Die Gegner verfügen nach bisherigen Angaben über rund 1,7 Millionen Franken. Das Ja-Lager hat damit nicht nur die größere finanzielle Schlagkraft, sondern tritt auch mit prominenter Unterstützung an.

Blocher selbst belässt es ohnehin nicht beim Geld. Er will den Abstimmungskampf bis zum Schluss persönlich prägen. Einen ursprünglich geplanten Auslandaufenthalt am Abstimmungssonntag hat er abgesagt. Seine Erklärung ist unmissverständlich:

„Ich muss da sein bei einer so wichtigen Abstimmung.“

Für Blocher ist der 27. September eine Richtungsentscheidung. Es geht darum, ob die Schweiz ihre Neutralität selbst bestimmt oder sich außenpolitisch stärker an andere Staaten und Bündnisse anlehnt.

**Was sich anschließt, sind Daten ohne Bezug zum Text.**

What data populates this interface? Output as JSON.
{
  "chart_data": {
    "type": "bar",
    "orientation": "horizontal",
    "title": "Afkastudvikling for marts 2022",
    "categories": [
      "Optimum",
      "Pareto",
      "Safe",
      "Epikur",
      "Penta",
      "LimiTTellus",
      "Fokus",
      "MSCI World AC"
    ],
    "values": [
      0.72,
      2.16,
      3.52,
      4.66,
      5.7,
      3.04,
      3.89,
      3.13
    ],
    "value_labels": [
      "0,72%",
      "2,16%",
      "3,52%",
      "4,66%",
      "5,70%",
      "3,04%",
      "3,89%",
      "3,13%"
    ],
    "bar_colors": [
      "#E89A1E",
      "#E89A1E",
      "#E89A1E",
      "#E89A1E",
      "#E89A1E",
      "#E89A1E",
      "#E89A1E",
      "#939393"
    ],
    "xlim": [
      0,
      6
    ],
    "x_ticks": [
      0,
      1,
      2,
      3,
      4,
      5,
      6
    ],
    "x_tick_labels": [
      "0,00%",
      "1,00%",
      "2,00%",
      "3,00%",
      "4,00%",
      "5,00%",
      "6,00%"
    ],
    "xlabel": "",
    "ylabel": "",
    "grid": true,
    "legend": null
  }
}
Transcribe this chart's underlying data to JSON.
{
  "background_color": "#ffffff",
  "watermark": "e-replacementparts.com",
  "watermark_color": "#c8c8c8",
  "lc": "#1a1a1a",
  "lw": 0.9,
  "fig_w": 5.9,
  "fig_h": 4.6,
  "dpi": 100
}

Vom Bundeshaus in den Pendleralltag

Die Auseinandersetzung ist längst aus den Sitzungszimmern der Politik herausgetreten und mitten im Zürcher Alltag angekommen. In S-Bahnen und an zahlreichen Haltestellen sind inzwischen Plakate für die Neutralitätsinitiative zu sehen.

Die Botschaft des Ja-Lagers ist klar. Die Schweiz soll ihre Neutralität nicht weiter verwässern, sondern sie wieder klar festschreiben und in der Bundesverfassung verankern.

Die Gegner warnen dagegen vor einem Verlust an außenpolitischem Spielraum. Für sie stellt sich die Frage, ob eine strengere Neutralität der Schweiz tatsächlich mehr Sicherheit bringt.

Damit geht es am 27. September auch um die Frage, was Schweizer Neutralität heute noch bedeutet.

Fragen direkt an Blocher und Köppel

Wer sich nicht mit Schlagworten begnügen will, bekommt nun die Gelegenheit, die prominentesten Köpfe des Ja-Lagers direkt zu befragen.

Kurzfristig wurde die Diskussionsveranstaltung „Kein Krieg. Ja zur Schweizer Neutralität!“ mit Alt-Bundesrat Christoph Blocher und Roger Köppel angesetzt. Noch sind Plätze verfügbar.

Bei der Veranstaltung soll es um die konkreten Folgen der Initiative und den künftigen Kurs der Schweizer Außen- und Sicherheitspolitik gehen. Im direkten Gespräch können die Positionen von Blocher und Köppel ausführlicher diskutiert werden als über Plakate und Inserate.

Das „Komitee Wahrung der Schweizer Neutralität“ wirbt für ein Ja am 27. September. Es sieht die Neutralität als Grundlage von Unabhängigkeit, Frieden und Sicherheit und warnt vor einer stärkeren Anbindung der Schweiz an NATO und EU.

Die Initiative will die „immerwährende und bewaffnete“ Neutralität in der Bundesverfassung verankern. Die Schweiz soll keinen Militärbündnissen beitreten, sich nicht an Kriegen zwischen Drittstaaten beteiligen und grundsätzlich auf Zwangsmaßnahmen gegen Kriegsparteien verzichten. Ausnahmen gelten für UNO-Verpflichtungen und Maßnahmen gegen Umgehungsgeschäfte.

Zugleich soll die Schweiz ihre Neutralität aktiv für Vermittlung und Friedensförderung einsetzen. Am 27. September entscheidet sich damit auch, welchen Stellenwert die Neutralität künftig in der Schweizer Politik haben soll.